Download
Utilities for downloading database source files and detecting releases.
Download and release detection for biological database sources.
- exception CloudflareBlockedError(url: str)[source]
Bases:
ExceptionRaised when a download is blocked by Cloudflare bot protection.
- Parameters:
url – The URL that was blocked.
Docstring for __init__.
- Parameters:
url (str) – URL requested
- class ReleaseInfo(datasource: str, version: str | None, release_date: datetime | None, is_new: bool, files: dict[str, str])[source]
Bases:
objectInformation about a datasource release.
- check_release(datasource: str, current_version: str | None = None, current_date: datetime | None = None) ReleaseInfo[source]
Check if a new release is available for a datasource.
- Parameters:
datasource – Name of the datasource.
current_version – Current version string to compare against.
current_date – Current release date to compare against.
- Returns:
ReleaseInfo with is_new indicating if update is available.
- download_datasource(datasource: str, output_dir: Path, decompress: bool = True, version: str | None = None, subset: str = '3star', keys: list[str] | None = None) dict[str, Path][source]
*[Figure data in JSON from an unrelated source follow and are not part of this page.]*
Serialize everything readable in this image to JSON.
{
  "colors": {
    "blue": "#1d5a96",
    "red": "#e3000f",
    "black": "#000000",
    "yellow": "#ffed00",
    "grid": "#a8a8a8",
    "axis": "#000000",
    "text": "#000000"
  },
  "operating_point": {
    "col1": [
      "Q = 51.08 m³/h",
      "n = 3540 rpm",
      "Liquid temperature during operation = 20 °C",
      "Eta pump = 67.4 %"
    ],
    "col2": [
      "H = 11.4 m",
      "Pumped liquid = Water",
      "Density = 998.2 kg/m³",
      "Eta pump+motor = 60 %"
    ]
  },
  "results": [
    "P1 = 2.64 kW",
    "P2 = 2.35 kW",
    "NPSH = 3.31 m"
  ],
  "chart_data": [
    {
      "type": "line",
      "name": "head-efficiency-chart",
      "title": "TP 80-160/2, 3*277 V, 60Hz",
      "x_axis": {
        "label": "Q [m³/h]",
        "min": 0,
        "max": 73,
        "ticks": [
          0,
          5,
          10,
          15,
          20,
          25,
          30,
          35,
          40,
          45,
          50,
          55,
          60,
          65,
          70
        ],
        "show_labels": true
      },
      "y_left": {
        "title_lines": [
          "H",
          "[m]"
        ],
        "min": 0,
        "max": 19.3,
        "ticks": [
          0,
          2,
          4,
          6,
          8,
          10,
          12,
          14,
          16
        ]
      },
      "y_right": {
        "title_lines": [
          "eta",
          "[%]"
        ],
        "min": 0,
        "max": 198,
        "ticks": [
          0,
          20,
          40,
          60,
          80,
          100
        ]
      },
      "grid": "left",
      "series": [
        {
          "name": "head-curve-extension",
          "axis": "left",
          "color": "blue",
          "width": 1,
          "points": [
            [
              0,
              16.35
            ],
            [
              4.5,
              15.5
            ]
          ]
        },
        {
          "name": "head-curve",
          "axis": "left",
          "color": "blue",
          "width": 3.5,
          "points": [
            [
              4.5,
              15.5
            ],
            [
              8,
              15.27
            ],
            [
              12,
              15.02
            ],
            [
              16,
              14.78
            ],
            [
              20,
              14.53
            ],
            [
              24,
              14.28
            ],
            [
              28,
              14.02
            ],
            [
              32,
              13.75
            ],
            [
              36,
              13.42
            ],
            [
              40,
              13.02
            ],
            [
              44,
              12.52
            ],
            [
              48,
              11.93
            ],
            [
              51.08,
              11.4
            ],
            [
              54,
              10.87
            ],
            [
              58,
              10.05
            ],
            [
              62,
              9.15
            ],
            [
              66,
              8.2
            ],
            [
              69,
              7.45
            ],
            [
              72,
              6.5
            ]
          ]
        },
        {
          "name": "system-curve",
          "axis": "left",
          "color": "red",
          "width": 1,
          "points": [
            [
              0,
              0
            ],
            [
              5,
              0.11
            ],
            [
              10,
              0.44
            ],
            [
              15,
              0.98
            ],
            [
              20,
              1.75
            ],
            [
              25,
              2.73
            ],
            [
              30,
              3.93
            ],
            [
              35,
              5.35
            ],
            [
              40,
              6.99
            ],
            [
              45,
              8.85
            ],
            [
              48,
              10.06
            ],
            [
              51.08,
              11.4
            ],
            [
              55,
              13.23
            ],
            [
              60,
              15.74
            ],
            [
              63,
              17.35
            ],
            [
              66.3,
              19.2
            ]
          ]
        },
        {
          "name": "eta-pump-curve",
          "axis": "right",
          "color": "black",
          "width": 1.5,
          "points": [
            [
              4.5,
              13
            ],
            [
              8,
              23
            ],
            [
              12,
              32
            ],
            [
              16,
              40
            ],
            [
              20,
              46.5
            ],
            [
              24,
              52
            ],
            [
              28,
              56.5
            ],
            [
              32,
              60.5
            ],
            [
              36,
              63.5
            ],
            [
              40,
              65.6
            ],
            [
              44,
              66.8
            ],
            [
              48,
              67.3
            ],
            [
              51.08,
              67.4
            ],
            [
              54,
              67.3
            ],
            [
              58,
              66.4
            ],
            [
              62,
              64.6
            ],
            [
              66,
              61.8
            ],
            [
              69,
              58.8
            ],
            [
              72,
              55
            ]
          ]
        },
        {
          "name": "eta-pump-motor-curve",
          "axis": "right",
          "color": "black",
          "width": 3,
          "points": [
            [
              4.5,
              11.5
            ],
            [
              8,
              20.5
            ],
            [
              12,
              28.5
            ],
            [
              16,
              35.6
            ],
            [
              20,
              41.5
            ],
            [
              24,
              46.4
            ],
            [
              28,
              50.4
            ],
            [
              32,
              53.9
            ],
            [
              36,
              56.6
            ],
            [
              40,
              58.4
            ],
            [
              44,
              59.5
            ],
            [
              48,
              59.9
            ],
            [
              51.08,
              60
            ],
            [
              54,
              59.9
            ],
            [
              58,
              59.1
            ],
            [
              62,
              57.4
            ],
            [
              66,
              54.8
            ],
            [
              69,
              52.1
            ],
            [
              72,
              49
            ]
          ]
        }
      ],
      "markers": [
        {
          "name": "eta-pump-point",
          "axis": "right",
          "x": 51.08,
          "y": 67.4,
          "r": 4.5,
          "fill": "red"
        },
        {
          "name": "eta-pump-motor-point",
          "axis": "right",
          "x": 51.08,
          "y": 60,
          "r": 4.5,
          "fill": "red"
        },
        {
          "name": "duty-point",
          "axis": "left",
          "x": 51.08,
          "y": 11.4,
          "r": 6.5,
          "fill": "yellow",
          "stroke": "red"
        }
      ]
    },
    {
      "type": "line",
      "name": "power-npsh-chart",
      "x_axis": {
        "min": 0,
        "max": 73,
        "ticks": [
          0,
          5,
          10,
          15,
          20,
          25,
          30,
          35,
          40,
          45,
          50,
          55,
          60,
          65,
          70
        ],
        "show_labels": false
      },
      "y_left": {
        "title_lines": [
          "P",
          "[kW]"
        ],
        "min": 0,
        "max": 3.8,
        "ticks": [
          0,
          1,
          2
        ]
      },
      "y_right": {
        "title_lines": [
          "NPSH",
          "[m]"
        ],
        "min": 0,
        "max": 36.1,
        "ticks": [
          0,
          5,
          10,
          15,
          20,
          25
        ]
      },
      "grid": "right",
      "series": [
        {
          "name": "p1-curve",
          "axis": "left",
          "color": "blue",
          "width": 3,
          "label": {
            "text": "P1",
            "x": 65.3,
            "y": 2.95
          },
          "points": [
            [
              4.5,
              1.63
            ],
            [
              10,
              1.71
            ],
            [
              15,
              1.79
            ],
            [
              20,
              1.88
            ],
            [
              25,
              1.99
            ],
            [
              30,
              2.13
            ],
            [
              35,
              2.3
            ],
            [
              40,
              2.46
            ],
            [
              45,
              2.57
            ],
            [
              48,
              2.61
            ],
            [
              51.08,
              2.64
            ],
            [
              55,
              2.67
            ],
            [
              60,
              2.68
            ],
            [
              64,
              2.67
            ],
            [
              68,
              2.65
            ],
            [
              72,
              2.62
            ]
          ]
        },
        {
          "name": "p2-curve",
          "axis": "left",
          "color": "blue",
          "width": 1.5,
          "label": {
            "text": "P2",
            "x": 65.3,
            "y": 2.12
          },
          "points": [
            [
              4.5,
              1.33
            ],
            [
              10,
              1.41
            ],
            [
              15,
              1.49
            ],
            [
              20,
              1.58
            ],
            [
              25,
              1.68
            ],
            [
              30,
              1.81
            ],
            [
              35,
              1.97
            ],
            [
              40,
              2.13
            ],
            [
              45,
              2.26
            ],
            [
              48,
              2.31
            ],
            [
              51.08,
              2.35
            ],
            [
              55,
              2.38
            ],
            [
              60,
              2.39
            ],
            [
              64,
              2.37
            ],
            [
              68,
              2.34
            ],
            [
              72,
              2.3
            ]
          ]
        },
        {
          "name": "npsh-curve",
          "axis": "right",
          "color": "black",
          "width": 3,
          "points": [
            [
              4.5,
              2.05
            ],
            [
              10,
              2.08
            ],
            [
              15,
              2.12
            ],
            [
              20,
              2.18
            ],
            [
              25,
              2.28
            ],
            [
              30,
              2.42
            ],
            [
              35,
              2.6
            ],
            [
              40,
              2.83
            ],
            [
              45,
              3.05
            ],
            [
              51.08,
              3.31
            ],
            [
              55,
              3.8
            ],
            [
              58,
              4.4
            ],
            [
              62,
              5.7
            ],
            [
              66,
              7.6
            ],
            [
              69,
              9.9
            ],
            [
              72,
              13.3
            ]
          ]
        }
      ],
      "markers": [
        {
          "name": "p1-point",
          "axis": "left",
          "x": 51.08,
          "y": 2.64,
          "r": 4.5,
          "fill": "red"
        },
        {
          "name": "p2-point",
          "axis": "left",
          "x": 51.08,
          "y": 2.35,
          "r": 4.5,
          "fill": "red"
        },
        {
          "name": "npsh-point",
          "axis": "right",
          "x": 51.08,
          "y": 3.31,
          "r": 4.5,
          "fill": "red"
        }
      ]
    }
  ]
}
Download all files for a datasource.
For datasources with dynamic URLs (like HGNC quarterly archive), this function first checks for the latest release and uses those URLs. If a version is specified, it downloads that specific version.
- Parameters:
datasource – Name of the datasource.
output_dir – Directory to save files.
decompress – Whether to decompress .gz files.
version – Specific version to download. Format depends on datasource.
subset – For ChEBI: “3star” or “complete” (for releases using SDF only).
keys – Optional list of file-key names to download. When given, only URLs whose key is in this list are fetched. Defaults to all keys.
- Returns:
Dictionary mapping file keys to downloaded paths.
- download_file(url: str, output_path: Path, decompress_gz: bool = True, timeout: float | None = None, show_progress: bool = True, description: str | None = None) Path[source]
Download a file from URL to the specified path.
- Parameters:
url – URL to download from.
output_path – Where to save the file.
decompress_gz – Whether to decompress .gz files automatically.
timeout – Request timeout in seconds.
show_progress – Whether to show a progress bar.
description – Description for the progress bar.
- Returns:
Path to the downloaded (and optionally decompressed) file.
- get_download_urls(datasource: str, version: str | None = None, subset: str = '3star') dict[str, str][source]
Get download URLs for a datasource.
- Parameters:
datasource – Name of the datasource.
version – Specific version to get URLs for.
subset – For ChEBI: “3star” or “complete” (only affects legacy SDF).
- Returns:
Dictionary mapping file keys to URLs.
- get_latest_release_info(datasource: str) ReleaseInfo[source]
Get release information for a datasource.
- Parameters:
datasource – Name of the datasource (chebi, hmdb, hgnc, ncbi, uniprot).
- Returns:
ReleaseInfo with the latest release details.
- Raises:
ValueError – If the datasource is not supported.